- Ketema Location within Ethiopia
- Coordinates: 11°03′N 36°19′E﻿ / ﻿11.050°N 36.317°E
- Country: Ethiopia
- Region: Benishangul-Gumuz
- Special Woreda: Pawe

Population (2005)
- • Total: 3,262
- Time zone: UTC+3 (EAT)

= Ketema =

Ketema (formerly known as Mender 7) is a town in western Ethiopia. The name comes from the Amharic word ketema, meaning a fortified encampment; it is also a common personal name in Ethiopia. It is one of three towns located in the Metekel Zone and Pawe special woreda of the Benishangul-Gumuz Region.

==Overview==
Ketema was founded as one of the resettlement projects under the Derg in the years 1984–86, when it was known as Mender 7 (or "Left 7"), because the settlement was located on the left side of the Beles River).

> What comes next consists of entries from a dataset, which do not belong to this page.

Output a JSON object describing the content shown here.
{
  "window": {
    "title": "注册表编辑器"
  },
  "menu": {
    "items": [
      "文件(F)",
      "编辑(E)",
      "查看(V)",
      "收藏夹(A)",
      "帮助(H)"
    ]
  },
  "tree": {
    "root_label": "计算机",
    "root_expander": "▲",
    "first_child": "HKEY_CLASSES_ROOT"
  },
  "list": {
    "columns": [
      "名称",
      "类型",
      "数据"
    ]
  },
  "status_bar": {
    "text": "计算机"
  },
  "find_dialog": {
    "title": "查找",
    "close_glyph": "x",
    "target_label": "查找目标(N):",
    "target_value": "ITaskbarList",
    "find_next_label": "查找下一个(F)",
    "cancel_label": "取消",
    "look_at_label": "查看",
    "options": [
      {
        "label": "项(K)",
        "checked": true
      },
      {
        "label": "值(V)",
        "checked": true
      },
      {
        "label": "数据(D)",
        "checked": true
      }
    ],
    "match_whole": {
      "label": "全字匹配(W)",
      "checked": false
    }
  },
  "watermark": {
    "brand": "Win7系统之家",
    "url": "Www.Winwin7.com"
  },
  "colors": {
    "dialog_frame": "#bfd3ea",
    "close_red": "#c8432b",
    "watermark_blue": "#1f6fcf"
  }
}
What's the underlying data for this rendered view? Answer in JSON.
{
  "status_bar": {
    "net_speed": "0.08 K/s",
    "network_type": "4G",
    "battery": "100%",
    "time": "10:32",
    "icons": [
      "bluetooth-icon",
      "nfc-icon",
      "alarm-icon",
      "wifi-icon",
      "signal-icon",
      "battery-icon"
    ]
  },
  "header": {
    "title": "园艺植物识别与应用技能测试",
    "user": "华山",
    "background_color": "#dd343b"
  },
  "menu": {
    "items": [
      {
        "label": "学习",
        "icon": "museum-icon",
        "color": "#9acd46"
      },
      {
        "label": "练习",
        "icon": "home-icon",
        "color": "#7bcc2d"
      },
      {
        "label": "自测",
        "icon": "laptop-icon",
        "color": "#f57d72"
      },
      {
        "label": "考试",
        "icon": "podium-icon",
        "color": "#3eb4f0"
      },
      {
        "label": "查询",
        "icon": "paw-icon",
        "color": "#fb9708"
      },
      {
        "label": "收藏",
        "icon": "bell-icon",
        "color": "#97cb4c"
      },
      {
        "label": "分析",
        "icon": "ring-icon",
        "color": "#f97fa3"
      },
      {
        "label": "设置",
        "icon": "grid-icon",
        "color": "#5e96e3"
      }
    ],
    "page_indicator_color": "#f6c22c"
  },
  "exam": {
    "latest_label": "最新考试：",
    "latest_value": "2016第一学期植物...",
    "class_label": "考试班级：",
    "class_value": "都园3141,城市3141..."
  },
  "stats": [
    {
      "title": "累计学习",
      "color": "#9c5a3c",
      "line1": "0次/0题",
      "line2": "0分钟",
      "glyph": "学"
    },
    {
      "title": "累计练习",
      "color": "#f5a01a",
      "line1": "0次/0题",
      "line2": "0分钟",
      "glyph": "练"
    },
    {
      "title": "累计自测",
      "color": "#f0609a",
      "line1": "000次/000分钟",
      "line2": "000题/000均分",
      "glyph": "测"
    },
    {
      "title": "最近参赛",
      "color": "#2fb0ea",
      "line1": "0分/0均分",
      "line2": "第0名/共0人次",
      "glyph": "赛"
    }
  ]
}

Ketema is located near the market of Deq, a local market which existed before the resettlement program and is frequented by the Agew and Gumuz peoples.

Based on figures from the Central Statistical Agency in 2005, Ketema has an estimated total population of 3,262 of whom 1,540 are men and 1,722 are women. According to the 1994 national census, its total population was 1,896 of whom 891 were men and 841 were women.